Fenwick held the “community education exercise” to show how dredging can lift out sediment or other substances, eventually leading to cleaner water and increased capacity.

At the edge of the lake — which Fenwick surmised was about 4 to 5 acres and was secluded at the bottom of a hill in the county’s West Leigh neighborhood — rested a motorized mud pump and intake. Out of that, a long tube led from the water to a sectioned-off area lined with plastic and bordered by straw.

Once turned on, the pump whirred and murky water was sucked through the tube and pumped into the straw-lined area for filtration. The dark-brown muck that was slowly filling the lake’s edge would eventually be left behind.

“I’m just throwing this into the general hopper,” Fenwick said, saying that dredging was a simple engineering operation. “I don’t think people know a whole lot about dredging.”

The exercise was conducted on WINA radio host Coy Barefoot’s property. West Leigh is also home to Albemarle County Supervisor Sally H. Thomas and board candidate Duane Snow.

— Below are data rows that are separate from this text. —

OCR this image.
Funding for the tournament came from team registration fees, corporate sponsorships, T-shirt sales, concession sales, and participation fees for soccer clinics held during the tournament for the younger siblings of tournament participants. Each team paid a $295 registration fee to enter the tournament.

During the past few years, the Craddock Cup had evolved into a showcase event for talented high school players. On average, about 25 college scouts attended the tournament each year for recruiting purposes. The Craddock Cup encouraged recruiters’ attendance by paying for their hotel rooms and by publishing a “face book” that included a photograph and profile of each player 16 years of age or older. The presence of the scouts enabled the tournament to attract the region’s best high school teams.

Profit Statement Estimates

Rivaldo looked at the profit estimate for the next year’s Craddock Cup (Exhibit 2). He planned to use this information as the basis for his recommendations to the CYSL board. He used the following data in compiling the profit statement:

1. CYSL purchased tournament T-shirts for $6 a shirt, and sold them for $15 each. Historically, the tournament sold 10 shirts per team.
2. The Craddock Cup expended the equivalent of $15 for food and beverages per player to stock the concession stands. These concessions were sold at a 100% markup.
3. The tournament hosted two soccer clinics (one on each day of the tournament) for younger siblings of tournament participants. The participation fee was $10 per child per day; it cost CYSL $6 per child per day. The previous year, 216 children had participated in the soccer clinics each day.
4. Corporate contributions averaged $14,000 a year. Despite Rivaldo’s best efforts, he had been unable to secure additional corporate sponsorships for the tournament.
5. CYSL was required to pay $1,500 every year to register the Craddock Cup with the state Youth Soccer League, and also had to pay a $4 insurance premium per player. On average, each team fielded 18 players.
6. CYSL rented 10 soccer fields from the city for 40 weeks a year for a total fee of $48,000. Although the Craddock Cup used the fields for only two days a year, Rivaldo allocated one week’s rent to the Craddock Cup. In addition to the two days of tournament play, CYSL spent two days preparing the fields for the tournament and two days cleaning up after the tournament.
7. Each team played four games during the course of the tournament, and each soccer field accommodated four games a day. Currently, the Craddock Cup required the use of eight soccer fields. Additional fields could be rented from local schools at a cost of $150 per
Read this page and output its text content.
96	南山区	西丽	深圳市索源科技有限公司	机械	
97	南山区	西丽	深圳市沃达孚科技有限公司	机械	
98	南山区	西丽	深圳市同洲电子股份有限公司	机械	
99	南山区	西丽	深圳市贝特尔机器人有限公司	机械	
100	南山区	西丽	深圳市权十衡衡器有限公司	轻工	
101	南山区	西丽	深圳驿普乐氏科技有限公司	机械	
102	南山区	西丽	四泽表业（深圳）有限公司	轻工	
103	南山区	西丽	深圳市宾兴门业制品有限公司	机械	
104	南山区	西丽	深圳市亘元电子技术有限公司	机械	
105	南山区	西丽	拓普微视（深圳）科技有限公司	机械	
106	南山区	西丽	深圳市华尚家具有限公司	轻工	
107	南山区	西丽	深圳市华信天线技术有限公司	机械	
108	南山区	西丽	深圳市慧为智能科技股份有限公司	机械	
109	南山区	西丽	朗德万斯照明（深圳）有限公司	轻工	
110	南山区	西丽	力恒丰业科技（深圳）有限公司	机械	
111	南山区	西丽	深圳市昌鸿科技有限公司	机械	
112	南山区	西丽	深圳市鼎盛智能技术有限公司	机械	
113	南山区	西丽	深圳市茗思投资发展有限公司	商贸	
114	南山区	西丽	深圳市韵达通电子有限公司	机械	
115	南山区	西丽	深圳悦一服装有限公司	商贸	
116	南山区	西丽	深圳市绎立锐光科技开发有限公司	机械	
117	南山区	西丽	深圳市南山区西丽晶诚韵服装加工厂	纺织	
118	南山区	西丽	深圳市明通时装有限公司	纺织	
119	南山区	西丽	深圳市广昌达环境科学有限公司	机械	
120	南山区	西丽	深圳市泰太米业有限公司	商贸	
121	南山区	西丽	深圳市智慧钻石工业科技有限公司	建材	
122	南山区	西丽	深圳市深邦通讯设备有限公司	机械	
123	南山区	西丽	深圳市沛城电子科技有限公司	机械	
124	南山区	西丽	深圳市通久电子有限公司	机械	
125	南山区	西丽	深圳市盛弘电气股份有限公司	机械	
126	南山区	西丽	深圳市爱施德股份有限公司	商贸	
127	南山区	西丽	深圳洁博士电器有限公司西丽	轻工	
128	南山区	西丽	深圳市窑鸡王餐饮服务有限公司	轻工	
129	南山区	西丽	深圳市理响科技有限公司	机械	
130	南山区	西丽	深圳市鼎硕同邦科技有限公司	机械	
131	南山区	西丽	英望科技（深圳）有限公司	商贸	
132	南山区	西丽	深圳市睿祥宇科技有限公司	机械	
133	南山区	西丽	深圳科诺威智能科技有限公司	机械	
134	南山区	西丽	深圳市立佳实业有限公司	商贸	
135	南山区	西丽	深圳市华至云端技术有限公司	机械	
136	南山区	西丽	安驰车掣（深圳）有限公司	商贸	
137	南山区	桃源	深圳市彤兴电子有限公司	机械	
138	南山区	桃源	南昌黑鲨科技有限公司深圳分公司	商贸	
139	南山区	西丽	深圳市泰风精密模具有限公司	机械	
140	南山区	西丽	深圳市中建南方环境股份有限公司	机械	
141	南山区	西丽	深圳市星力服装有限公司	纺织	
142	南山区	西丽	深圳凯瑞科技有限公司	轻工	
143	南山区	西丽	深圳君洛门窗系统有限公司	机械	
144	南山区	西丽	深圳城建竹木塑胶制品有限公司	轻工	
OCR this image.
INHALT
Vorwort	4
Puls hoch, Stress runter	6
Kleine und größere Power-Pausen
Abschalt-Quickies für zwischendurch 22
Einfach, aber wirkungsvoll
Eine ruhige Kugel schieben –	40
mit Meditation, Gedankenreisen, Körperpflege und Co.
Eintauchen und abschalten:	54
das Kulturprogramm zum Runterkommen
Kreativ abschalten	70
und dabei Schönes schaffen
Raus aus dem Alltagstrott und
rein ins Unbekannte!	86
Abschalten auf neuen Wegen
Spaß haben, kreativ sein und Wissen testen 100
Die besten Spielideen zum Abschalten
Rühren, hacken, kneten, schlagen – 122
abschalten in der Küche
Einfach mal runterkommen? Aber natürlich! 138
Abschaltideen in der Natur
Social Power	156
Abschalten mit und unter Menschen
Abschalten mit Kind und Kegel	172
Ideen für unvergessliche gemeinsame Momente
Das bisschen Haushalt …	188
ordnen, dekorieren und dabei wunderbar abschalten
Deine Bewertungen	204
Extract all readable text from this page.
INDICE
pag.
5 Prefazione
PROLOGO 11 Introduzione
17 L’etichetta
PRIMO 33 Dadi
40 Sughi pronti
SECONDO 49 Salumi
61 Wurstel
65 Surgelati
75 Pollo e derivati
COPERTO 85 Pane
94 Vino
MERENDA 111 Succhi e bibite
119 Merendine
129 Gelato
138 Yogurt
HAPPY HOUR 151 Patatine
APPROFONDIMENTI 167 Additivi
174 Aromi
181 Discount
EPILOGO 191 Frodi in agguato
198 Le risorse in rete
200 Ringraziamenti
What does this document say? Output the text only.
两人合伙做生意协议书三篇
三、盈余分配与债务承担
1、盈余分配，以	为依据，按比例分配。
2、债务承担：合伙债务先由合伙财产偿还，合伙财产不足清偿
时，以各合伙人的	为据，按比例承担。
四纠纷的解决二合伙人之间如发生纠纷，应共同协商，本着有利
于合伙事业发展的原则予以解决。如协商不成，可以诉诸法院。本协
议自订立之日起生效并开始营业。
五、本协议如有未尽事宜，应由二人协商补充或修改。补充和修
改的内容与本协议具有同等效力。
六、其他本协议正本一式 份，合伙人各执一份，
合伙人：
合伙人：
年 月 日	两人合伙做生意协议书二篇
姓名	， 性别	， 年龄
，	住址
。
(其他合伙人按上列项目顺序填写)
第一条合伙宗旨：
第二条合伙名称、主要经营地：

“My neighbors and I are looking at a lake that’s filling in,” said Barefoot, who has lived in West Leigh for five years. “This is our neighborhood issue.”

Fenwick said the small operation done Friday — the pump ran for no more than a couple of minutes — could work along the shoreline of the South Fork Rivanna Reservoir, but a much larger pump would have to be used and placed on a boat or barge for the procedure to be successful.

The former officer in the Army Corps of Engineers was unable to estimate how much sediment had been removed from the lake during the demonstration. But he said, “Once you dewater it, it’s the best topsoil you can get.”

“This is basic, but it gives you all the elements,” he said of the procedure, adding, “This suction technique … would be perfect for the Rivanna.”

Yet any dredging done on the reservoir would likely require permits that were not needed for the minute demonstration Friday. Thomas L. Frederick Jr., the Rivanna Water & Sewer Authority’s executive director, said the dredging feasibility study would determine which permits the authority would need.

“We’re confident that a permit would be required by the [Virginia Department of Environmental Quality],” Frederick said.

“A dredging study is very, very complex,” he said, adding that elements such as dewatering and disposal sites must be considered.

But Fenwick did not have reservoirs alone in mind. He said that hydraulic dredging was waiting to be done on many neighborhood lakes, and doing so could raise nearby homes’ property values.

“This is work waiting to be done,” he said. “This is a green job.”